Par lettre recommandée envoyée le 09 août 2024 à l’adresse figurant au contrat mais revenue « inconnu à l’adresse », la SA, [E] CONSUMER FINANCE a mis en demeure Madame, [P], [A] épouse, [Z] d’avoir à lui payer sous quinze jours la somme de 2 735,76 euros au titre des échéances échues impayées du crédit, à défaut de quoi la déchéance du terme serait prononcée en précisant que cela entraînerait l’exigibilité de l’intégralité des causes du contrat outre la restitution des biens financés.
Par lettre recommandée envoyée le 1er octobre 2024 à l’adresse figurant au contrat mais revenue « inconnu à l’adresse », la SA, [E] CONSUMER FINANCE a notifié la déchéance du terme du contrat à Madame, [P], [A] épouse, [Z] et l’a mis en demeure d’avoir à lui payer la somme totale de 13 862,13 euros et d’avoir à restituer le bien financé dans un délai de 8 jours.
Par lettre recommandée réceptionnée le 8 novembre 2024, la SA, [E] CONSUMER FINANCE a réitéré la notification de la déchéance du terme et de la mise en demeure d’avoir à payer la totalité des sommes dues et à restituer le véhicule financé.

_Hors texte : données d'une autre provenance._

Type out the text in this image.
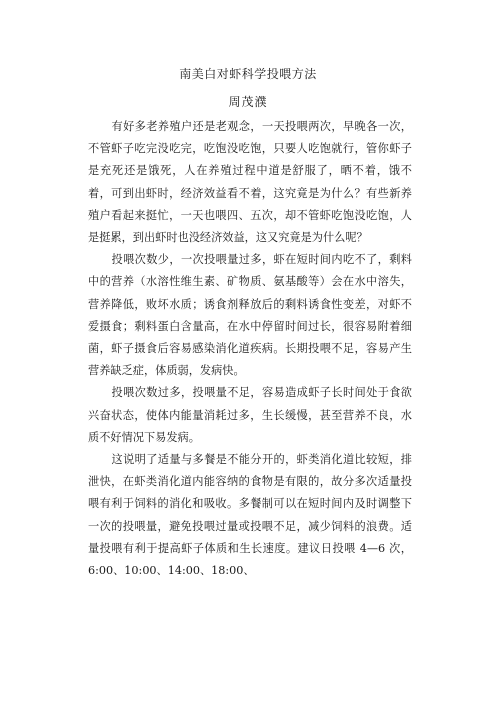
南美白对虾科学投喂方法
周茂濮

有好多老养殖户还是老观念，一天投喂两次，早晚各一次，不管虾子吃完没吃完，吃饱没吃饱，只要人吃饱就行，管你虾子是充死还是饿死，人在养殖过程中道是舒服了，晒不着，饿不着，可到出虾时，经济效益看不着，这究竟是为什么？有些新养殖户看起来挺忙，一天也喂四、五次，却不管虾吃饱没吃饱，人是挺累，到出虾时也没经济效益，这又究竟是为什么呢？

投喂次数少，一次投喂量过多，虾在短时间内吃不了，剩料中的营养（水溶性维生素、矿物质、氨基酸等）会在水中溶失，营养降低，败坏水质；诱食剂释放后的剩料诱食性变差，对虾不爱摄食；剩料蛋白含量高，在水中停留时间过长，很容易附着细菌，虾子摄食后容易感染消化道疾病。长期投喂不足，容易产生营养缺乏症，体质弱，发病快。

投喂次数过多，投喂量不足，容易造成虾子长时间处于食欲兴奋状态，使体内能量消耗过多，生长缓慢，甚至营养不良，水质不好情况下易发病。

这说明了适量与多餐是不能分开的，虾类消化道比较短，排泄快，在虾类消化道内能容纳的食物是有限的，故分多次适量投喂有利于饲料的消化和吸收。多餐制可以在短时间内及时调整下一次的投喂量，避免投喂过量或投喂不足，减少饲料的浪费。适量投喂有利于提高虾子体质和生长速度。建议日投喂 4—6 次，6:00、10:00、14:00、18:00、
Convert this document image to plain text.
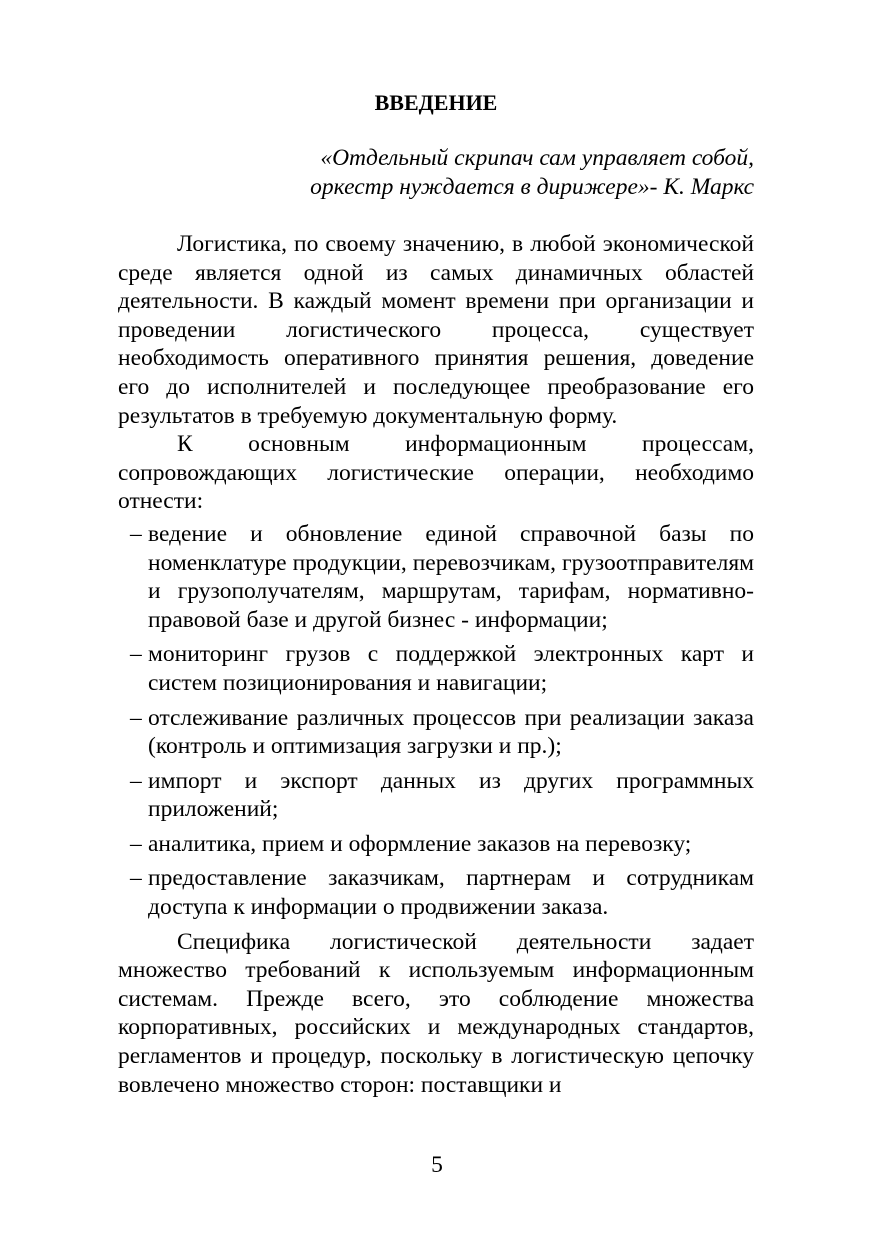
ВВЕДЕНИЕ
«Отдельный скрипач сам управляет собой,
оркестр нуждается в дирижере»- К. Маркс

Логистика, по своему значению, в любой экономической среде является одной из самых динамичных областей деятельности. В каждый момент времени при организации и проведении логистического процесса, существует необходимость оперативного принятия решения, доведение его до исполнителей и последующее преобразование его результатов в требуемую документальную форму.

К основным информационным процессам, сопровождающих логистические операции, необходимо отнести:

– ведение и обновление единой справочной базы по номенклатуре продукции, перевозчикам, грузоотправителям и грузополучателям, маршрутам, тарифам, нормативно-правовой базе и другой бизнес - информации;
– мониторинг грузов с поддержкой электронных карт и систем позиционирования и навигации;
– отслеживание различных процессов при реализации заказа (контроль и оптимизация загрузки и пр.);
– импорт и экспорт данных из других программных приложений;
– аналитика, прием и оформление заказов на перевозку;
– предоставление заказчикам, партнерам и сотрудникам доступа к информации о продвижении заказа.

Специфика логистической деятельности задает множество требований к используемым информационным системам. Прежде всего, это соблюдение множества корпоративных, российских и международных стандартов, регламентов и процедур, поскольку в логистическую цепочку вовлечено множество сторон: поставщики и

5
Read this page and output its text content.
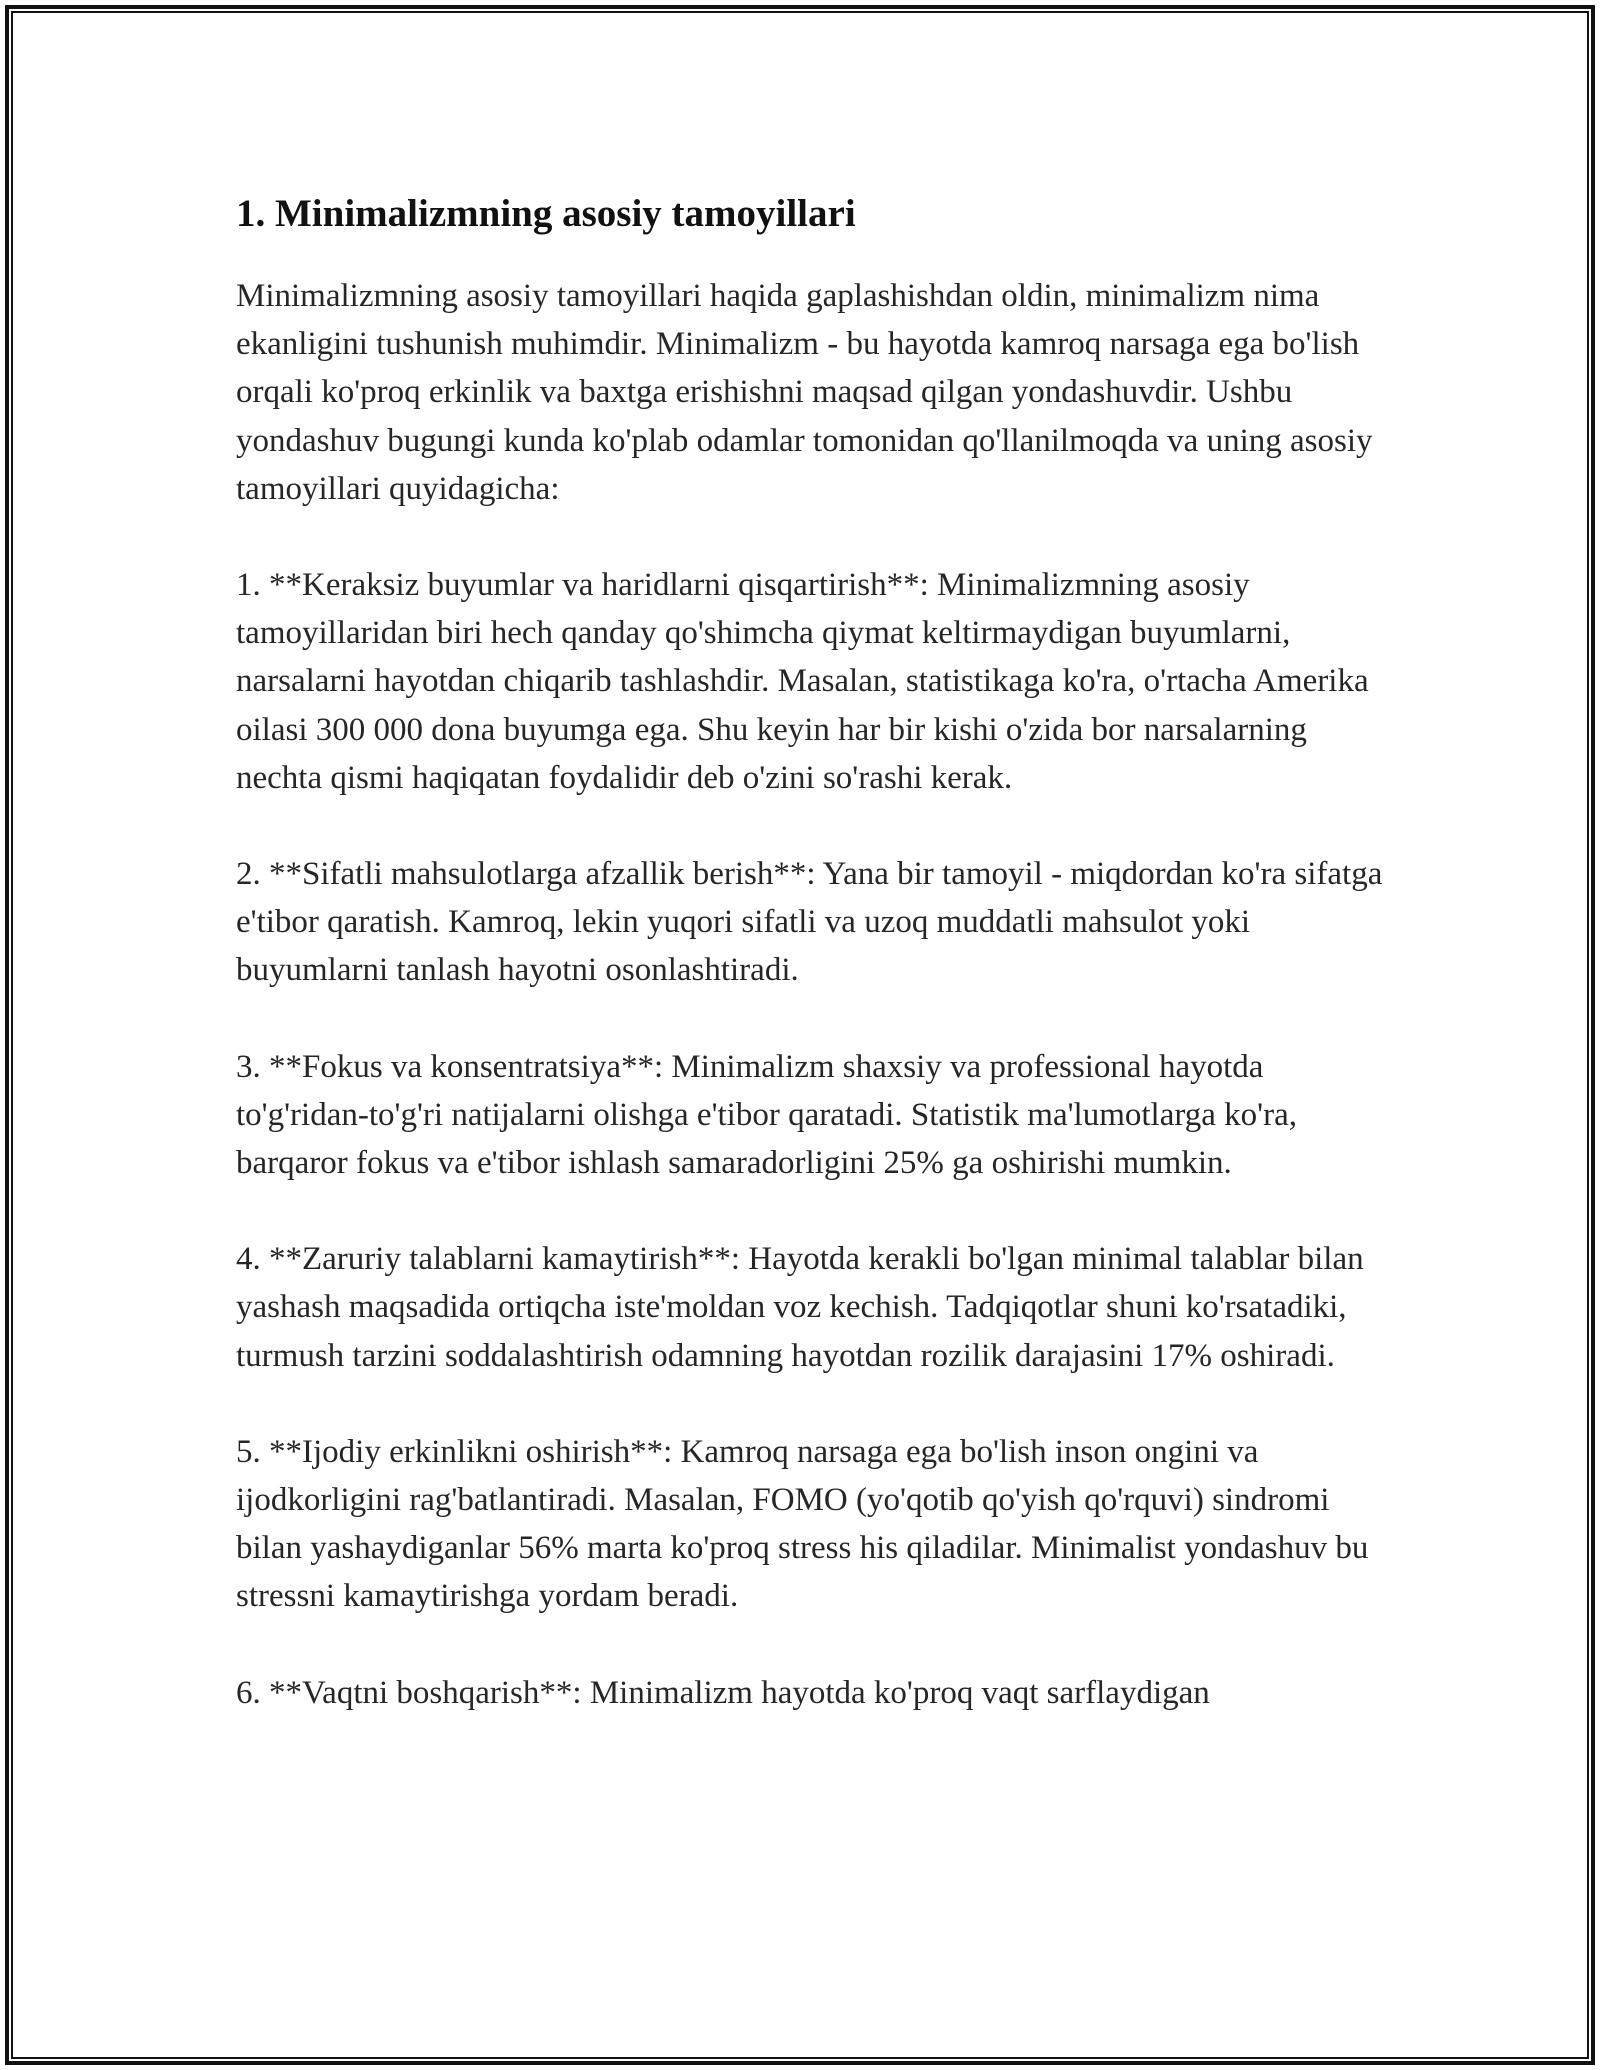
1. Minimalizmning asosiy tamoyillari

Minimalizmning asosiy tamoyillari haqida gaplashishdan oldin, minimalizm nima ekanligini tushunish muhimdir. Minimalizm - bu hayotda kamroq narsaga ega bo'lish orqali ko'proq erkinlik va baxtga erishishni maqsad qilgan yondashuvdir. Ushbu yondashuv bugungi kunda ko'plab odamlar tomonidan qo'llanilmoqda va uning asosiy tamoyillari quyidagicha:

1. **Keraksiz buyumlar va haridlarni qisqartirish**: Minimalizmning asosiy tamoyillaridan biri hech qanday qo'shimcha qiymat keltirmaydigan buyumlarni, narsalarni hayotdan chiqarib tashlashdir. Masalan, statistikaga ko'ra, o'rtacha Amerika oilasi 300 000 dona buyumga ega. Shu keyin har bir kishi o'zida bor narsalarning nechta qismi haqiqatan foydalidir deb o'zini so'rashi kerak.

2. **Sifatli mahsulotlarga afzallik berish**: Yana bir tamoyil - miqdordan ko'ra sifatga e'tibor qaratish. Kamroq, lekin yuqori sifatli va uzoq muddatli mahsulot yoki buyumlarni tanlash hayotni osonlashtiradi.

3. **Fokus va konsentratsiya**: Minimalizm shaxsiy va professional hayotda to'g'ridan-to'g'ri natijalarni olishga e'tibor qaratadi. Statistik ma'lumotlarga ko'ra, barqaror fokus va e'tibor ishlash samaradorligini 25% ga oshirishi mumkin.

4. **Zaruriy talablarni kamaytirish**: Hayotda kerakli bo'lgan minimal talablar bilan yashash maqsadida ortiqcha iste'moldan voz kechish. Tadqiqotlar shuni ko'rsatadiki, turmush tarzini soddalashtirish odamning hayotdan rozilik darajasini 17% oshiradi.

5. **Ijodiy erkinlikni oshirish**: Kamroq narsaga ega bo'lish inson ongini va ijodkorligini rag'batlantiradi. Masalan, FOMO (yo'qotib qo'yish qo'rquvi) sindromi bilan yashaydiganlar 56% marta ko'proq stress his qiladilar. Minimalist yondashuv bu stressni kamaytirishga yordam beradi.

6. **Vaqtni boshqarish**: Minimalizm hayotda ko'proq vaqt sarflaydigan
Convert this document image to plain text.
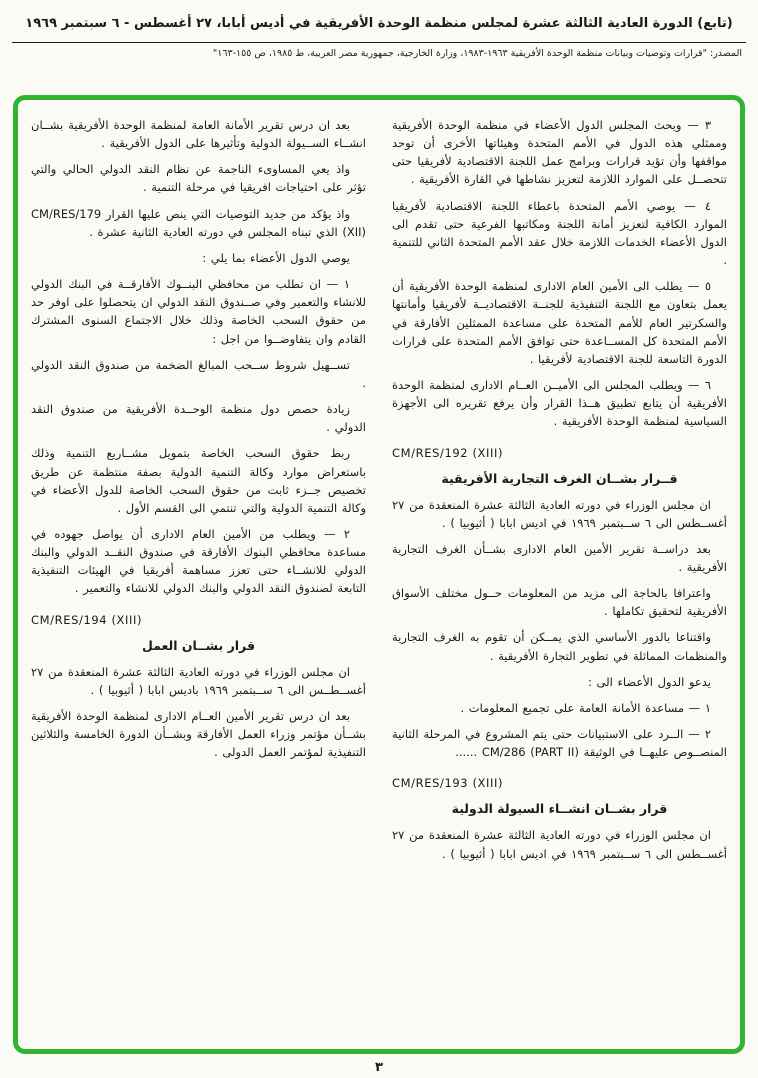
(تابع) الدورة العادية الثالثة عشرة لمجلس منظمة الوحدة الأفريقية في أديس أبابا، ٢٧ أغسطس - ٦ سبتمبر ١٩٦٩
المصدر: "قرارات وتوصيات وبيانات منظمة الوحدة الأفريقية ١٩٦٣-١٩٨٣، وزارة الخارجية، جمهورية مصر العربية، ط ١٩٨٥، ص ١٥٥-١٦٣"

٣ — ويحث المجلس الدول الأعضاء في منظمة الوحدة الأفريقية وممثلي هذه الدول في الأمم المتحدة وهيئاتها الأخرى أن توحد مواقفها وأن تؤيد قرارات وبرامج عمل اللجنة الاقتصادية لأفريقيا حتى تتحصــل على الموارد اللازمة لتعزيز نشاطها في القارة الأفريقية .

٤ — يوصي الأمم المتحدة باعطاء اللجنة الاقتصادية لأفريقيا الموارد الكافية لتعزيز أمانة اللجنة ومكاتبها الفرعية حتى تقدم الى الدول الأعضاء الخدمات اللازمة خلال عقد الأمم المتحدة الثاني للتنمية .

٥ — يطلب الى الأمين العام الادارى لمنظمة الوحدة الأفريقية أن يعمل بتعاون مع اللجنة التنفيذية للجنــة الاقتصاديــة لأفريقيا وأمانتها والسكرتير العام للأمم المتحدة على مساعدة الممثلين الأفارقة في الأمم المتحدة كل المســاعدة حتى توافق الأمم المتحدة على قرارات الدورة التاسعة للجنة الاقتصادية لأفريقيا .

٦ — ويطلب المجلس الى الأميــن العــام الادارى لمنظمة الوحدة الأفريقية أن يتابع تطبيق هــذا القرار وأن يرفع تقريره الى الأجهزة السياسية لمنظمة الوحدة الأفريقية .

CM/RES/192 (XIII)
قــرار بشــان الغرف التجارية الأفريقية

ان مجلس الوزراء في دورته العادية الثالثة عشرة المنعقدة من ٢٧ أغســطس الى ٦ ســبتمبر ١٩٦٩ في اديس ابابا ( أثيوبيا ) .

بعد دراســة تقرير الأمين العام الادارى بشــأن الغرف التجارية الأفريقية .

واعترافا بالحاجة الى مزيد من المعلومات حــول مختلف الأسواق الأفريقية لتحقيق تكاملها .

واقتناعا بالدور الأساسي الذي يمــكن أن تقوم به الغرف التجارية والمنظمات المماثلة في تطوير التجارة الأفريقية .

يدعو الدول الأعضاء الى :

١ — مساعدة الأمانة العامة على تجميع المعلومات .

٢ — الــرد على الاستبيانات حتى يتم المشروع في المرحلة الثانية المنصــوص عليهــا في الوثيقة CM/286 (PART II) ......

CM/RES/193 (XIII)
قرار بشــان انشــاء السيولة الدولية

ان مجلس الوزراء في دورته العادية الثالثة عشرة المنعقدة من ٢٧ أغســطس الى ٦ ســبتمبر ١٩٦٩ في اديس ابابا ( أثيوبيا ) .

بعد ان درس تقرير الأمانة العامة لمنظمة الوحدة الأفريقية بشــان انشــاء الســيولة الدولية وتأثيرها على الدول الأفريقية .

واذ يعي المساوىء الناجمة عن نظام النقد الدولي الحالي والتي تؤثر على احتياجات افريقيا في مرحلة التنمية .

واذ يؤكد من جديد التوصيات التي ينص عليها القرار CM/RES/179 (XII) الذي تبناه المجلس في دورته العادية الثانية عشرة .

يوصي الدول الأعضاء بما يلي :

١ — ان تطلب من محافظي البنــوك الأفارقــة في البنك الدولي للانشاء والتعمير وفي صــندوق النقد الدولي ان يتحصلوا على اوفر حد من حقوق السحب الخاصة وذلك خلال الاجتماع السنوى المشترك القادم وان يتفاوضــوا من اجل :

تســهيل شروط ســحب المبالغ الضخمة من صندوق النقد الدولي .

زيادة حصص دول منظمة الوحــدة الأفريقية من صندوق النقد الدولي .

ربط حقوق السحب الخاصة بتمويل مشــاريع التنمية وذلك باستعراض موارد وكالة التنمية الدولية بصفة منتظمة عن طريق تخصيص جــزء ثابت من حقوق السحب الخاصة للدول الأعضاء في وكالة التنمية الدولية والتي تنتمي الى القسم الأول .

٢ — ويطلب من الأمين العام الادارى أن يواصل جهوده في مساعدة محافظي البنوك الأفارقة في صندوق النقــد الدولي والبنك الدولي للانشــاء حتى تعزز مساهمة أفريقيا في الهيئات التنفيذية التابعة لصندوق النقد الدولي والبنك الدولي للانشاء والتعمير .

CM/RES/194 (XIII)
قرار بشــان العمل

ان مجلس الوزراء في دورته العادية الثالثة عشرة المنعقدة من ٢٧ أغســطــس الى ٦ ســبتمبر ١٩٦٩ باديس ابابا ( أثيوبيا ) .

بعد ان درس تقرير الأمين العــام الادارى لمنظمة الوحدة الأفريقية بشــأن مؤتمر وزراء العمل الأفارقة وبشــأن الدورة الخامسة والثلاثين التنفيذية لمؤتمر العمل الدولى .

٣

Par acte d’huissier de justice signifié le 1er septembre 2025, la SA, [E] CONSUMER FINANCE a fait assigner Madame, [P], [A] épouse, [Z] devant le juge des contentieux de la protection du tribunal judiciaire de Saint-Omer aux fins d’obtenir, sous le rappel de l’exécution provisoire et après l’avoir déclaré recevable en son action :
– sa condamnation à lui payer la somme de 13 877,87 euros au titre du solde du prêt, selon décompte en date du 25 février 2025 augmentée des intérêts au taux contractuel depuis la date de ce décompte jusqu’à la date de règlement effectif des sommes dues,
– sa condamnation à lui payer la somme de 1 000 euros au titre de l’article 700 du code de procédure civile, outre les dépens.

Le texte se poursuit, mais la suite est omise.